2017年06月30日

「成長神話」の時代は過ぎたのでは!

田舎町の自然に囲まれた里山の天上界とも言える利他村から地上界の昨今の政治や経済の様子を見る「下界には戻りたくないな〜」との思いに駆られます。

 バブル崩壊から低迷してしていた日本にあって安倍政権が誕生して「アベノミクスによる成長戦略」を掲げて長く続いて来ましたが人々には実感がなくどうも失敗に終わっているようで、そもそも「成長神話」の時代は過ぎているのではと思えてなりません。

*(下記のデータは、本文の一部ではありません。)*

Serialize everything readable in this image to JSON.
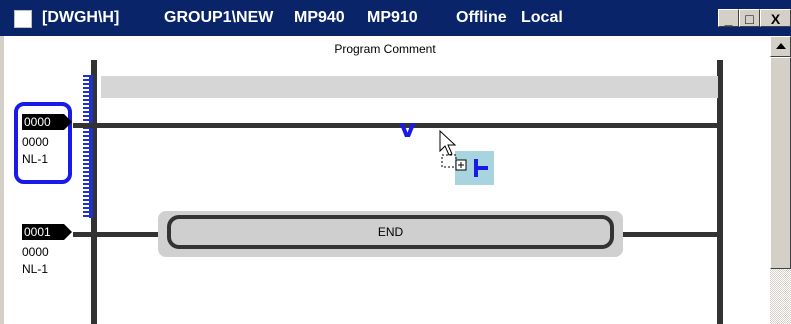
{
  "window": {
    "title_parts": [
      "[DWGH\\H]",
      "GROUP1\\NEW",
      "MP940",
      "MP910",
      "Offline",
      "Local"
    ],
    "controls": {
      "minimize": "_",
      "restore": "□",
      "close": "X"
    }
  },
  "editor": {
    "program_comment": "Program Comment",
    "rungs": [
      {
        "step": "0000",
        "line2": "0000",
        "line3": "NL-1"
      },
      {
        "step": "0001",
        "line2": "0000",
        "line3": "NL-1"
      }
    ],
    "end_instruction": "END",
    "insert_marker": "v"
  },
  "colors": {
    "titlebar": "#0a246a",
    "selection": "#1a1ae6",
    "rail": "#333333",
    "end_block": "#d0d0d0",
    "contact_highlight": "#a8d4e0"
  },
  "icons": [
    "system-menu-icon",
    "drag-copy-cursor-icon",
    "contact-icon",
    "scroll-up-arrow-icon"
  ]
}
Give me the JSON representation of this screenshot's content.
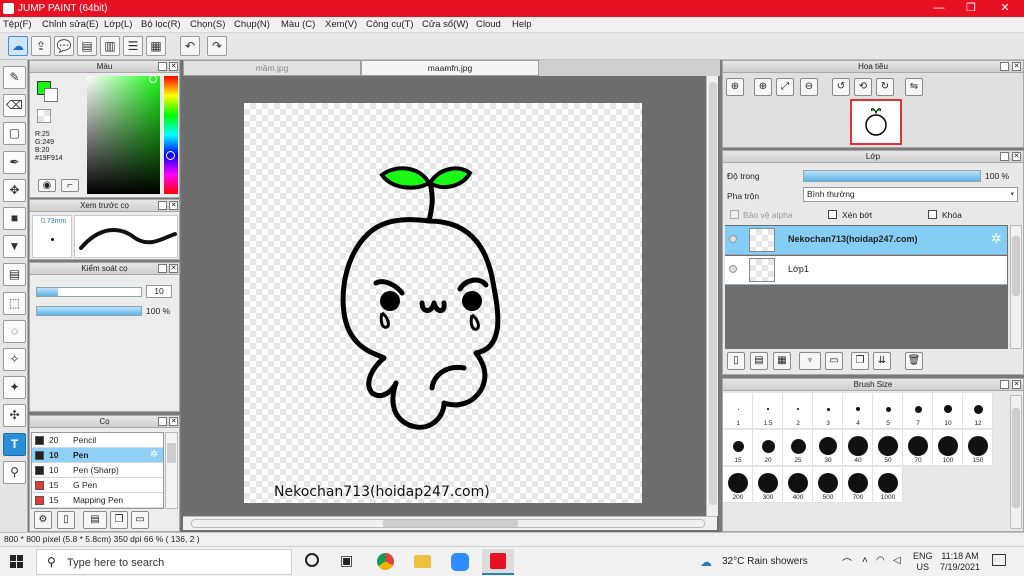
{
  "app": {
    "title": "JUMP PAINT (64bit)"
  },
  "window_controls": {
    "minimize": "—",
    "maximize": "❐",
    "close": "✕"
  },
  "menu": [
    "Tệp(F)",
    "Chỉnh sửa(E)",
    "Lớp(L)",
    "Bộ lọc(R)",
    "Chọn(S)",
    "Chụp(N)",
    "Màu (C)",
    "Xem(V)",
    "Công cụ(T)",
    "Cửa sổ(W)",
    "Cloud",
    "Help"
  ],
  "toolbar": {
    "icons": [
      "cloud-icon",
      "share-icon",
      "comment-icon",
      "message-icon",
      "page-icon",
      "list-icon",
      "grid-icon",
      "undo-icon",
      "redo-icon"
    ],
    "glyphs": [
      "☁",
      "⇪",
      "💬",
      "▤",
      "▥",
      "☰",
      "▦",
      "↶",
      "↷"
    ]
  },
  "tools": {
    "glyphs": [
      "✎",
      "⌫",
      "▢",
      "✒",
      "✥",
      "■",
      "▼",
      "▤",
      "⬚",
      "◌",
      "✧",
      "✦",
      "✣",
      "T",
      "⚲"
    ],
    "names": [
      "brush-tool",
      "eraser-tool",
      "rectangle-tool",
      "pen-tool",
      "move-tool",
      "fill-rect-tool",
      "bucket-tool",
      "gradient-tool",
      "rect-select-tool",
      "lasso-tool",
      "magic-wand-tool",
      "select-pen-tool",
      "select-eraser-tool",
      "text-tool",
      "eyedropper-tool"
    ],
    "selected": 13
  },
  "color_panel": {
    "title": "Màu",
    "foreground": "#19F914",
    "r": "R:25",
    "g": "G:249",
    "b": "B:20",
    "hex": "#19F914"
  },
  "brush_preview": {
    "title": "Xem trước cọ",
    "size": "0.73mm"
  },
  "brush_control": {
    "title": "Kiểm soát cọ",
    "size_value": "10",
    "opacity_fill": 1.0,
    "size_fill": 0.2,
    "opacity_label": "100 %"
  },
  "brush_list": {
    "title": "Cọ",
    "items": [
      {
        "size": "20",
        "name": "Pencil",
        "color": "#222222"
      },
      {
        "size": "10",
        "name": "Pen",
        "color": "#222222"
      },
      {
        "size": "10",
        "name": "Pen (Sharp)",
        "color": "#222222"
      },
      {
        "size": "15",
        "name": "G Pen",
        "color": "#e53935"
      },
      {
        "size": "15",
        "name": "Mapping Pen",
        "color": "#e53935"
      }
    ],
    "selected": 1
  },
  "documents": {
    "tabs": [
      "mầm.jpg",
      "maamfn.jpg"
    ],
    "active": 1
  },
  "canvas": {
    "watermark": "Nekochan713(hoidap247.com)"
  },
  "navigator": {
    "title": "Hoa tiêu"
  },
  "layers": {
    "title": "Lớp",
    "opacity_label": "Độ trong",
    "opacity_value": "100 %",
    "opacity": 1.0,
    "blend_label": "Pha trộn",
    "blend_value": "Bình thường",
    "protect_alpha": "Bảo vệ alpha",
    "clip": "Xén bớt",
    "lock": "Khóa",
    "items": [
      {
        "name": "Nekochan713(hoidap247.com)",
        "selected": true
      },
      {
        "name": "Lớp1",
        "selected": false
      }
    ]
  },
  "brush_size": {
    "title": "Brush Size",
    "sizes": [
      "1",
      "1.5",
      "2",
      "3",
      "4",
      "5",
      "7",
      "10",
      "12",
      "15",
      "20",
      "25",
      "30",
      "40",
      "50",
      "70",
      "100",
      "150",
      "200",
      "300",
      "400",
      "500",
      "700",
      "1000"
    ]
  },
  "status": {
    "text": "800 * 800 pixel  (5.8 * 5.8cm)  350 dpi  66 %  ( 136, 2 )"
  },
  "taskbar": {
    "search_placeholder": "Type here to search",
    "weather": "32°C  Rain showers",
    "lang_top": "ENG",
    "lang_bottom": "US",
    "time": "11:18 AM",
    "date": "7/19/2021"
  }
}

 グローバル化した世界にあって「競い合いによる成長」を進めると当然に多国籍化した企業がますます豊かになる一方で国内ではグローバルなコスト競争にさらされ給料を上げることも出来ないで非正規社員の割合を増やすしかなくその結果1:99と言われる格差社会が生まれ、また貧しき層の不満を背景にした「テロ」が生まれ全体として経済の成長が止まるようになり「成長神話」による国つくりはもはや限界に来ているように思います。

 しかし安倍政権が進めようとしている「美しい国」は、どうも一昔前の先祖返りのような力を背景にした「成長神話」を掲げての「富国強兵・殖産興業」の国つくりのようで、そのために主権在民・基本的人権・平和主義を基にした「立法・行政・司法の三権分立」をも歪め権力の一局集中と第四の権力と言われるマスメディア支配によって国民に対する情報操作と監視を強めながら言わば「独裁政治」に繋がるような「権力者にとっての美しい国つくり」を国民に強いるようになり、まさにワイマールの民主主義憲法の中で生まれたヒトラーの独裁政権と同じ流れのように見えてなりません。

 そもそも今の世界は一昔前のような列強国が軍事力によって植民地を広げ資源や食料を確保することで自国の利益を得ることなど出来なくなっており、拡大させる植民地はもちろん資源や食料を増産させるに相応しい土地も限られ「成長神話」と力を背景にした競い合いによる成長を求めることは「終わなき対立・紛争・戦争」を生み出ししかなく進化している近代兵器にあっては「戦争」になれば勝者敗者はなく全体を崩壊させるしかないように思います。

 世界の人口が70億人を超えている現在、格差が拡大し固定化する中で自然環境の変化も相まって食料を得られないために亡くなる人々や食料を求め移民せざるを得ない過酷な状況が進行していますが、そのような世界にあって70億人の人々が存在し増え続けていけるのは、まさに天が何時も地球上で人口に見合った食料を生み出す自然界を準備していると同時に人々をして科学や技術力をもって食料を増産させる力を与えているように思えてなりません。

 そのような天の恩恵を受ける地球にあって、もはや限界に来ている「成長神話による競い合い・奪い合い」ではなく天が与えている自然界と人の能力をもって新たに「分かち合い・与え合い」の新たな世界にシフトアップさせるしかありません

 天上界のような利他村から覗いてみれば「戻りたくない競い合い・奪い合いの下界です」がただ眺めていても楽しい下界は見えてきませんので、まずは利他村から「分かち合い・与え合う共創による共同体つくり」によって「戻りたい下界へのひな形」つくりを共鳴し合う仲間と共に始めることだと思っています。

 そしてこのような仲間が世界や日本の至る所から生まれてくれば新たな時代が生まれるようにも思っています。